According to watchdog group Citizens for Responsibility and Ethics in Washington (CREW), Berman opposed the 1996 hike, claiming the legislation would threaten the livelihood of more than 621,000 workers across the country. That never happened, but that hasn't stopped Berman from making a fortune making the same claim every time lawmakers debate raising the minimum wage. And it doesn't stop there.
Berman takes millions from his clients and funnels the money through 15 "nonprofits," according to CREW. They in turn generate reams of misinformation to distract the public from issues like drunk driving, childhood obesity, second-hand smoke and animal rights. The Center for Media and Democracy's PR Watch says Berman works "in the shadows for decades while pocketing millions from unpopular industries for his work thwarting public interest legislation." If the Employment Policies Institute were truly a think-tank, truth would matter.

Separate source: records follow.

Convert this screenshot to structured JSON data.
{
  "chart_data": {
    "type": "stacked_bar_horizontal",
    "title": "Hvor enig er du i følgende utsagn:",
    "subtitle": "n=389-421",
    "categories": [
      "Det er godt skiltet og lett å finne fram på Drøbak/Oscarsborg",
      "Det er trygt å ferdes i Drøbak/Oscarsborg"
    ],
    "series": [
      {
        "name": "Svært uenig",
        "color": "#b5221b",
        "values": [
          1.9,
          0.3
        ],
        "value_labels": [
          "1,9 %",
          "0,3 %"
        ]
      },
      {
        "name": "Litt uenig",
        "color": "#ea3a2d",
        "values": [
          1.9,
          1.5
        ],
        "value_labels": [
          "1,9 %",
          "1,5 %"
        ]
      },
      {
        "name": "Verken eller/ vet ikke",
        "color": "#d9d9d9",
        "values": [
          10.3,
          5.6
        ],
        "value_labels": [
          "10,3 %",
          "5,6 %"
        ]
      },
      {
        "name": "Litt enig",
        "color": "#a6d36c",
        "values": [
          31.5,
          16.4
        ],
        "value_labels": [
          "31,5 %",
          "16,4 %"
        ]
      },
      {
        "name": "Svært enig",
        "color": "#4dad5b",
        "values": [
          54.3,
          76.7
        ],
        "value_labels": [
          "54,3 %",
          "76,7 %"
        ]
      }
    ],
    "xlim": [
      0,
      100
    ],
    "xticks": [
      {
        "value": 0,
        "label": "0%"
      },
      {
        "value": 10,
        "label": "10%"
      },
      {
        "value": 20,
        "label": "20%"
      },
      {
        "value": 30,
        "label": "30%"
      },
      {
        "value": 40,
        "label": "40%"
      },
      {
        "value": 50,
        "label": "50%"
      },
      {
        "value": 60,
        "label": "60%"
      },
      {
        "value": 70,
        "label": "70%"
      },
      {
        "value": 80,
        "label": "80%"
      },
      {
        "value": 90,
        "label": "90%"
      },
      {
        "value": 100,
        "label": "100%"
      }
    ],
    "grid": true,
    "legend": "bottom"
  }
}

Studies of minimum wage are categorically ambivalent. There is no consensus.
Heidi Shierholz, an economist at the Economic Policy Institute (the real EPI), says there was a consensus for many decades on the minimum wage issue because of an obvious fact: When the cost of something goes up (like labor), the demand for that thing goes down. But in the 1990s, case studies grew more sophisticated and, as a result, that consensus began to crumble, she says. From the vantage point of 2012, raising the minimum wage does not lead to jobs loss. According to a 2006 report by the Fiscal Policy Institute, states that raised the wage saw higher employment rates among businesses with 50 or fewer workers.
The obvious fact is that minimum wage earners care about take-home pay and little else. In fact, raising the minimum wage in Connecticut, to $9.75, is a deal for businesses, because that's still less in adjusted dollar than what businesses paid in 1968. That's why Bloomberg and Silver's demand-side argument is more compelling than any supply-side position, which twists itself into knots rationalizing a corporate-backed agenda.